Data Collection
Overview
The data collection module supports importing data from multiple external sources and syncing results to platform dataset repositories, providing a data foundation for downstream processing and model training.
Supported Data Source Types
| Type | Description |
|---|---|
| Relational Database (MySQL) | Bulk import of database tables with custom table and field selection |
| Non-relational Database (MongoDB) | Import non-relational data with collection, field selection, and schema transformation |
| File Data Import | Import files in CSV, Excel, JSON, and other formats |
| Hive System Import | Efficiently read data stored in Hive systems |
Adding a Data Source
In Data Tools → Data Collection → Data Source Management, click Add Data Source and fill in the connection details:
| Parameter | Description |
|---|---|
| Data Source Name | Custom name for easy identification |
| Data Source Type | MySQL / MongoDB / File Data / Hive |
| Server Address | Database server IP or hostname |
| Port | Database connection port |
| Database Name | Target database name |
| Username / Password | Database authentication credentials |
| Auth Type | None / LDAP / Kerberos |
After filling in the details, click Test Connection to verify connectivity.
Creating a Data Collection Task
- After a successful connection, the system automatically queries all tables in the database.
- Select the tables and fields to import.
- Configure the data destination (target dataset) and branch (created automatically if it doesn't exist).
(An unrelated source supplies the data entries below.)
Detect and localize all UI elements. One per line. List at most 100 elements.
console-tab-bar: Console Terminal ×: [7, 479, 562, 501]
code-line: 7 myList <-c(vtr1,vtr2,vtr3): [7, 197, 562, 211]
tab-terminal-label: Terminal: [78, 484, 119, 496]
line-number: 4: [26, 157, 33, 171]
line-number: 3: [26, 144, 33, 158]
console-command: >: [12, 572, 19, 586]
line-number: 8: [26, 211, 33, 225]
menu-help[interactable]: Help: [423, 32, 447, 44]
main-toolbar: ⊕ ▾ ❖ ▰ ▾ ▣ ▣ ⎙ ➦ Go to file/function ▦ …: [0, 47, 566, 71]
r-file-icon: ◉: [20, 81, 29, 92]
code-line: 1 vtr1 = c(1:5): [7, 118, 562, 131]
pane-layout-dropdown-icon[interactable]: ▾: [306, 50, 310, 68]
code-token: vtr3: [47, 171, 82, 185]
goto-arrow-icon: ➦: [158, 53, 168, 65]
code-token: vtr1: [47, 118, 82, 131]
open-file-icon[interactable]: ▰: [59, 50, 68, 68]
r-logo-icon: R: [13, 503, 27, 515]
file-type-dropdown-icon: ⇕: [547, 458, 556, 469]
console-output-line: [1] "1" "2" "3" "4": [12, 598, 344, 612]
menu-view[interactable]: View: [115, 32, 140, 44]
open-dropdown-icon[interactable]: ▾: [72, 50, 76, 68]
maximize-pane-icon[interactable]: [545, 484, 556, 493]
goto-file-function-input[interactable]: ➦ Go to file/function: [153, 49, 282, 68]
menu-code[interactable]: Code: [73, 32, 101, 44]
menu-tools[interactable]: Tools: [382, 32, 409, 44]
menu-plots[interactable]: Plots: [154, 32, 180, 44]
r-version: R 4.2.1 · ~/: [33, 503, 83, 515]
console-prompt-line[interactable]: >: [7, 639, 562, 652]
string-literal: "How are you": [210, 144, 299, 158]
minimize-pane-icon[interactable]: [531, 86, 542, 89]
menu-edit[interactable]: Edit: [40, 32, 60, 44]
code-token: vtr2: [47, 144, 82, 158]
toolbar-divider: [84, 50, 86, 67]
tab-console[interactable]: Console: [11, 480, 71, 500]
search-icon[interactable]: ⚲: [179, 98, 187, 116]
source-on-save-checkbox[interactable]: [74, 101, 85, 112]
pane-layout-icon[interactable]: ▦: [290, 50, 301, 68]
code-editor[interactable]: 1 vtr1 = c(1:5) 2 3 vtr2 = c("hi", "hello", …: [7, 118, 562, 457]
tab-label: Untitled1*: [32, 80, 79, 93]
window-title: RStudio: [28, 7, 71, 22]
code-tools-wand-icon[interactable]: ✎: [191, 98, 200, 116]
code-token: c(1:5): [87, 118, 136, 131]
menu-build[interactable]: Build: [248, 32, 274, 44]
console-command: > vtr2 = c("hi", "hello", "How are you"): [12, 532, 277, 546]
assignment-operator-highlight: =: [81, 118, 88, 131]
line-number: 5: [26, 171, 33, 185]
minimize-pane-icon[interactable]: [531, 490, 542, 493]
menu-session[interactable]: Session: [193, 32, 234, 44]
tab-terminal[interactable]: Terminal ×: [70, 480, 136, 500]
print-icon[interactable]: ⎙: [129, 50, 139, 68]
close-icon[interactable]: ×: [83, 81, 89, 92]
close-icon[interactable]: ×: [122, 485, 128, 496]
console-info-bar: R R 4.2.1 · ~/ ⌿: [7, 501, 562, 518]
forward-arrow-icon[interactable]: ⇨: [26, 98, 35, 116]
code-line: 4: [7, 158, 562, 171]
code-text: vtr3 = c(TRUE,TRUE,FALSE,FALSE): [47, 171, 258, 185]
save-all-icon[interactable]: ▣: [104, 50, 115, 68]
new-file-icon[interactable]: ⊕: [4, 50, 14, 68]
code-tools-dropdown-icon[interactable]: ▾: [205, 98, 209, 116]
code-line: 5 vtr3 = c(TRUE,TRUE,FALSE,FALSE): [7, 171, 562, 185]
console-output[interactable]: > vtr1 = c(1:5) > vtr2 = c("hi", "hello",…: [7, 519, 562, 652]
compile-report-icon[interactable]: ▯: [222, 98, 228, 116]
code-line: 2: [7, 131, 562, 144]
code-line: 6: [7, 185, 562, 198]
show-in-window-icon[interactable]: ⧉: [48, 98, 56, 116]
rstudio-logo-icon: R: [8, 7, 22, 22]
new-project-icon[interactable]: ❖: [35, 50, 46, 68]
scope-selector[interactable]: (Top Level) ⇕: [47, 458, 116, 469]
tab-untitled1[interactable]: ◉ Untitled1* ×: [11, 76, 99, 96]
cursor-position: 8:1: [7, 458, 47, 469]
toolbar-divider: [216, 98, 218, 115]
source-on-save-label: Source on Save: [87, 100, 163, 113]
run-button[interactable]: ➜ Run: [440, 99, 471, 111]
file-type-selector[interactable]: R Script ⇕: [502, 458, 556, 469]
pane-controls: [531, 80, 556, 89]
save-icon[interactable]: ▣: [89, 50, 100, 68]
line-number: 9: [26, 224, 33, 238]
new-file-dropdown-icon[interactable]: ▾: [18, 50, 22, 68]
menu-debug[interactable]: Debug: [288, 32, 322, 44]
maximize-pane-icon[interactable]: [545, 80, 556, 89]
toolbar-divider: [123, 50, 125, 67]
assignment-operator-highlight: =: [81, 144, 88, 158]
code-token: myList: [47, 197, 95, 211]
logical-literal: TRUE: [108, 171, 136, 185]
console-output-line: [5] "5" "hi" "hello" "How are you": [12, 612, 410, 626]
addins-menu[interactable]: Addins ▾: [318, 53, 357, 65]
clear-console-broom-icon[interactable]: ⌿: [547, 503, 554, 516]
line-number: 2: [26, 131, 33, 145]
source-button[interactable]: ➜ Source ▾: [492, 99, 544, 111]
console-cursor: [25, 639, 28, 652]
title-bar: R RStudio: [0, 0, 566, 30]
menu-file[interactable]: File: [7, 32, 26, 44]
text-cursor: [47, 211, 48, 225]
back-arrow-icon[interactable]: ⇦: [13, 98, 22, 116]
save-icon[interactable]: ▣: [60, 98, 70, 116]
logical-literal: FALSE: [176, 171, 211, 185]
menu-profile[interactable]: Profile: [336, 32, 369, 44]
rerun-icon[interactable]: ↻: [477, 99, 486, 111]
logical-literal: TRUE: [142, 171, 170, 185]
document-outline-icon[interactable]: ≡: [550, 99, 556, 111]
- Choose an execution mode:
- Execute Immediately: Run as soon as submitted
- Scheduled Task: Set a specific time for automatic execution
- Save Configuration Only: Trigger manually later
- Click Save and Execute or Save Configuration.
Viewing Task Status
In the Data Collection Tasks list, each task shows:
| Field | Description |
|---|---|
| Task Name | Custom task identifier |
| Data Source Type | Source database type |
| Connection Status | Normal / Pending Test / Anomaly |
| Last Updated | Most recent sync time |
| Records Imported / Total | Data import progress |
Click Details to view task configuration, or Logs to review execution output and errors.
Viewing Import Results
After successful collection, imported data files are available in the platform's Personal Datasets.
Note
Ensure you have created a target dataset repository on the platform before running data collection. If the specified destination branch doesn't exist, it will be created automatically.